Low note at 'Met' -- possible strike
A picket line of musicians and singers is likely to replace the glamour and excitement of the Metropolitan Opera on opening night, Sept. 22, at New York's Lincoln Center.
Time is running out for a labor contract settlement that would avert a disruption of the start of the Met's 97th season with a gala performance of Giacomo Puccini's "Turandot," with Montserrat Caballe and Luciano Pavarotti in the leading roles.
Unless the way is cleared quickly for a start of rehearsals, the opening appears unlikely.
Rehearsals were canceled Sept. 2, with bargaining between the opera company and the American Federation of Musicians (AFM) stubbornly deadlocked over an orchestra demand for a shorter performance week. The company estimated that starting rehearsals without a contract or a no-strike guarantee could cost it $1 million.

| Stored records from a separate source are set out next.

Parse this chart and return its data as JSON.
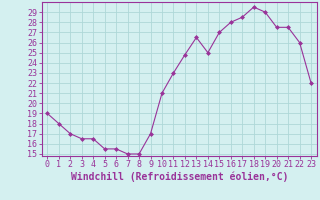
{
  "x": [
    0,
    1,
    2,
    3,
    4,
    5,
    6,
    7,
    8,
    9,
    10,
    11,
    12,
    13,
    14,
    15,
    16,
    17,
    18,
    19,
    20,
    21,
    22,
    23
  ],
  "y": [
    19,
    18,
    17,
    16.5,
    16.5,
    15.5,
    15.5,
    15,
    15,
    17,
    21,
    23,
    24.8,
    26.5,
    25,
    27,
    28,
    28.5,
    29.5,
    29,
    27.5,
    27.5,
    26,
    22
  ],
  "ylim": [
    14.8,
    30.0
  ],
  "xlim": [
    -0.5,
    23.5
  ],
  "yticks": [
    15,
    16,
    17,
    18,
    19,
    20,
    21,
    22,
    23,
    24,
    25,
    26,
    27,
    28,
    29
  ],
  "xticks": [
    0,
    1,
    2,
    3,
    4,
    5,
    6,
    7,
    8,
    9,
    10,
    11,
    12,
    13,
    14,
    15,
    16,
    17,
    18,
    19,
    20,
    21,
    22,
    23
  ],
  "xlabel": "Windchill (Refroidissement éolien,°C)",
  "line_color": "#993399",
  "marker": "D",
  "marker_size": 2.0,
  "bg_color": "#d4f0f0",
  "grid_color": "#aed8d8",
  "axis_color": "#993399",
  "label_color": "#993399",
  "tick_label_color": "#993399",
  "font_size": 6.0,
  "xlabel_font_size": 7.0
}
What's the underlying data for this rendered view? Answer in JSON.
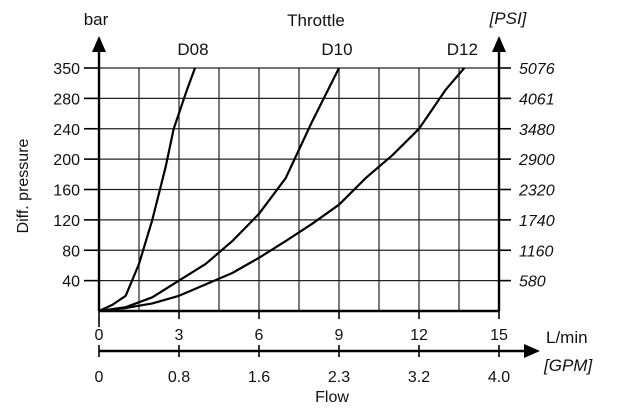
{
  "chart_data": {
    "type": "line",
    "title": "Throttle",
    "xlabel": "Flow",
    "ylabel": "Diff. pressure",
    "x_unit": "L/min",
    "x_unit_secondary": "[GPM]",
    "y_unit": "bar",
    "y_unit_secondary": "[PSI]",
    "xlim": [
      0,
      15
    ],
    "x_ticks": [
      0,
      3,
      6,
      9,
      12,
      15
    ],
    "x_ticks_secondary": [
      "0",
      "0.8",
      "1.6",
      "2.3",
      "3.2",
      "4.0"
    ],
    "y_ticks": [
      40,
      80,
      120,
      160,
      200,
      240,
      280,
      350
    ],
    "y_ticks_secondary": [
      "580",
      "1160",
      "1740",
      "2320",
      "2900",
      "3480",
      "4061",
      "5076"
    ],
    "grid": true,
    "series": [
      {
        "name": "D08",
        "x": [
          0,
          0.5,
          1,
          1.5,
          2,
          2.5,
          2.8,
          3.3,
          3.6
        ],
        "y": [
          0,
          8,
          20,
          62,
          120,
          190,
          240,
          300,
          350
        ]
      },
      {
        "name": "D10",
        "x": [
          0,
          1,
          2,
          3,
          4,
          5,
          6,
          7,
          8,
          9
        ],
        "y": [
          0,
          5,
          18,
          40,
          62,
          92,
          128,
          175,
          250,
          350
        ]
      },
      {
        "name": "D12",
        "x": [
          0,
          1,
          2,
          3,
          4,
          5,
          6,
          7,
          8,
          9,
          10,
          11,
          12,
          13,
          13.7
        ],
        "y": [
          0,
          4,
          10,
          20,
          35,
          50,
          70,
          92,
          115,
          140,
          175,
          205,
          240,
          300,
          350
        ]
      }
    ]
  }
}
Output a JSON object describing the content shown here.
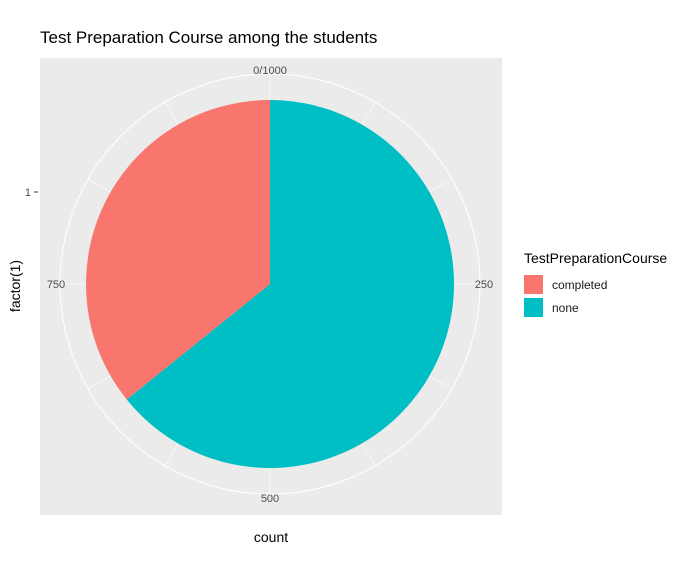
{
  "chart_data": {
    "type": "pie",
    "title": "Test Preparation Course among the students",
    "xlabel": "count",
    "ylabel": "factor(1)",
    "y_tick_labels": [
      "1"
    ],
    "radial_tick_labels": [
      "0/1000",
      "250",
      "500",
      "750"
    ],
    "radial_tick_values": [
      0,
      250,
      500,
      750
    ],
    "axis_max": 1000,
    "legend_title": "TestPreparationCourse",
    "legend_position": "right",
    "grid": true,
    "categories": [
      "none",
      "completed"
    ],
    "values": [
      642,
      358
    ],
    "legend_order": [
      "completed",
      "none"
    ],
    "colors": {
      "completed": "#F8766D",
      "none": "#00BFC4"
    }
  }
}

The AFM charged that the Met was, in effect, locking out its union employees.
No progress has been reported since then. Four hours of negotiations Sept. 8 , arranged by a New York State mediator, failed to break the impasse. Although both sides said they were "more than willing to meet and discuss the issues at any time," further meetings were not scheduled immediately.
The company has 743 full-time and 1,219 part-time employees who are represented by 17 unions. Met contracts run concurrently, and 22 contracts must be negotiated at this time with these unions. The most important is the orchestra contract; it ordinarily provides guidelines for the other union agreements.
While money and other issues are important, the principal issue in the deadlock negotiations is the number of times a week musicians can be asked to play.They are demanding a reduction from five performances a week (plus rehearsals) to four performances a week. This proposal would not affect the number of performances scheduled by the Met, but it would require the employment of more union musicians.